How To Make It as a
First-Time Entrepreneur

How to Make it as a First-Time Entrepreneur

Vinicius Vacanti is co-founder and CEO of Yipit. Next posts on how to acquire users for free and how to raise a Series A. Don’t miss them by subscribing via email or via twitter.

In January 2010, I remember shaking Founder Collective’s Eric Paley‘s hand after pitching Yipit to him for an hour and struggling to smile as we left his office.

The meeting had been a complete disaster.

Founder Collective wasn’t going to be investing. Maybe nobody would. I remember thinking I had been so foolish for having been excited just a few hours before.

Getting the Meeting

Two days earlier, we had met with Chris Dixon of Hunch and Founder Collective and told him we were thinking of raising a small angel round for Yipit. We didn’t have traction but felt like over the previous year we had built a good enough relationship with Chris that Founder Collective might want to invest.

He introduced us to Eric Paley, his partner at Founder Collective, and Eric told us that we should meet with the next time we were in Boston. I immediately responded: “Funny, we’re actually going to be in Boston tomorrow” and we immediately booked two Bolt Bus tickets.

In retrospect, had he really been excited about us, he probably wouldn’t have said “next time you’re in Boston”. But, I guess I wasn’t looking for reasons not to be excited.

The Toughest Meeting We’ve Had

Going into the meeting, Yipit aggregated all types of deals including sales and happy hours in New York and then emailed you the 7 best ones we had found based on your preferences. We had been written up in the New York Times but had only gotten 2,000 users after 6 months.

Three minutes into the meeting, I knew Founder Collective was not going to be our first investor.

He astutely pointed out three critical flaws with Yipit.

  • Couldn’t scale to other cities. There was a lot of manual work combing blogs and business websites to find about all the deals happening in a city and it would be really hard and expensive for us to scale that to 50 cities.
  • We didn’t have a viable business model. While we could do some email advertising, we were never going to get bars, restaurants and other small businesses to pay us for each offer we sent out. The performance wasn’t trackable and building a local sales force is unbelievably expensive.
  • Groupon had way better deals than we did. Groupon was really taking off and their offers were superior to our happy hours. For us to beat them, he said we would have to have 10x more Groupon-type deals than they had.

In an hour, he had shaken every last bit of confidence I had in our startup ever working out.

On the long, silent, 5-hour bus ride back to New York, I wanted so badly to think he was wrong, that he didn’t know what he was talking about, but I couldn’t. He was right. I felt defeated.

Reacting to Criticism

No one likes hearing criticism. And, when someone is pointing out flaws in the thing you quit your job for, the thing you’ve invested all of your time into, it hurts.

Hearing Eric dress down our startup was tough. But, on that ride back from Boston and the days following, we went from feeling sorry for ourselves to brainstorming how to address the flaws he had pointed out.
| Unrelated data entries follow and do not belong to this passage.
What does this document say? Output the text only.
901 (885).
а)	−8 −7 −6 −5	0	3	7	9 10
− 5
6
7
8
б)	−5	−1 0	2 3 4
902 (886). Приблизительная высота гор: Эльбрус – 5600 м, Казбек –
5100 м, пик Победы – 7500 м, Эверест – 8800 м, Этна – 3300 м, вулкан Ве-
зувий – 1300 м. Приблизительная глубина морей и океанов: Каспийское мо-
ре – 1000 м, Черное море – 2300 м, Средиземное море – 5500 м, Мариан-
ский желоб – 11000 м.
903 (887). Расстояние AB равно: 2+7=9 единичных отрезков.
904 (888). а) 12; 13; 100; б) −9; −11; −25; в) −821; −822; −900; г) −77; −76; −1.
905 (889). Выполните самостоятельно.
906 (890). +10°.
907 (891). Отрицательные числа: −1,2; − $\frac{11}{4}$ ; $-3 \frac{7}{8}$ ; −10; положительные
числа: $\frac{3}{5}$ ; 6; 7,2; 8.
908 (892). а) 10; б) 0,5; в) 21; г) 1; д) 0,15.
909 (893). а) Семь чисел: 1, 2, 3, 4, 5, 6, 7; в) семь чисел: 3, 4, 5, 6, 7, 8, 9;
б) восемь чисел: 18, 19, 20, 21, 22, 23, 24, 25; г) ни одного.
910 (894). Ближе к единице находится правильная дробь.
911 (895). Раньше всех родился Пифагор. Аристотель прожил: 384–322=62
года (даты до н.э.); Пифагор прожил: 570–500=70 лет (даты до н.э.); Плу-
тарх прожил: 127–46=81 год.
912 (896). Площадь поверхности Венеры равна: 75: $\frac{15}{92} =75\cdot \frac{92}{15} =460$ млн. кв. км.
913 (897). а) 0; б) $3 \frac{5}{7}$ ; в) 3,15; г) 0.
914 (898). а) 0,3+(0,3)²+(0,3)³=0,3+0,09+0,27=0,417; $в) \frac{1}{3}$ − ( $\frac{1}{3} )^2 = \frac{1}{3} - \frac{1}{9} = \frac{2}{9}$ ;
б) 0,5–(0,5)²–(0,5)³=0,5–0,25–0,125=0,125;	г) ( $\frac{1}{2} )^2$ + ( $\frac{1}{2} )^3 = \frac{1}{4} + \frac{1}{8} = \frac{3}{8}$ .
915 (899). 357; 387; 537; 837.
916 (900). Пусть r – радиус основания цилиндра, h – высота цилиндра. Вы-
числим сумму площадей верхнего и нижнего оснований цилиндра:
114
We had met with Eric on January 18, 2010. Just three weeks and many white-boarding sessions later, we re-launched Yipit as a daily deal aggregator.

The new version of Yipit tried to address all three critical flaws he had pointed out in the old Yipit:

  • We launched the new product in 5 cities
  • If we were successful, we could get affiliate revenue from the deals
  • By being an aggregator, we had many more Groupon-type deals than Groupon had

In the next week, we got as many users as the old Yipit had gotten in the last 6 months. Three months later we raised $1.3 million of funding. A year after that, we raised $6 million, moved to new offices and have expanded our team (we’re hiring!).

Getting Critical, Honest Feedback

It’s actually really hard to get people to criticize your startup.

People know how badly you’re struggling to get your startup off the ground and almost everyone will tell you they like your idea when they don’t. People think you need encouragement but what you really need is honest feedback.

Unless you have traction, your idea or your process is broken. You need to find out what is wrong.

When you get that criticism, I know it’s going to hurt. But, you should really be grateful for their honesty and start to dissect what they’ve said.

It’s also important to get multiple people pointing out issues with your idea. Rob Go, of NextView Ventures, a few weeks before our meeting with Eric had pointed out some of the issues Eric had identified. That really helped us avoid dismissing their advice given that we were getting it from two different and respected investors.

And, for everyone out there who entrepreneurs come to for advice, please don’t tell them you like their idea if you don’t. You’re doing them a great disservice. Tell them you believe in them but be honest about your opinions of their idea and how they are approaching it.

It’s those few meetings where someone really lets you have it that can help save your startup. It helped saved ours.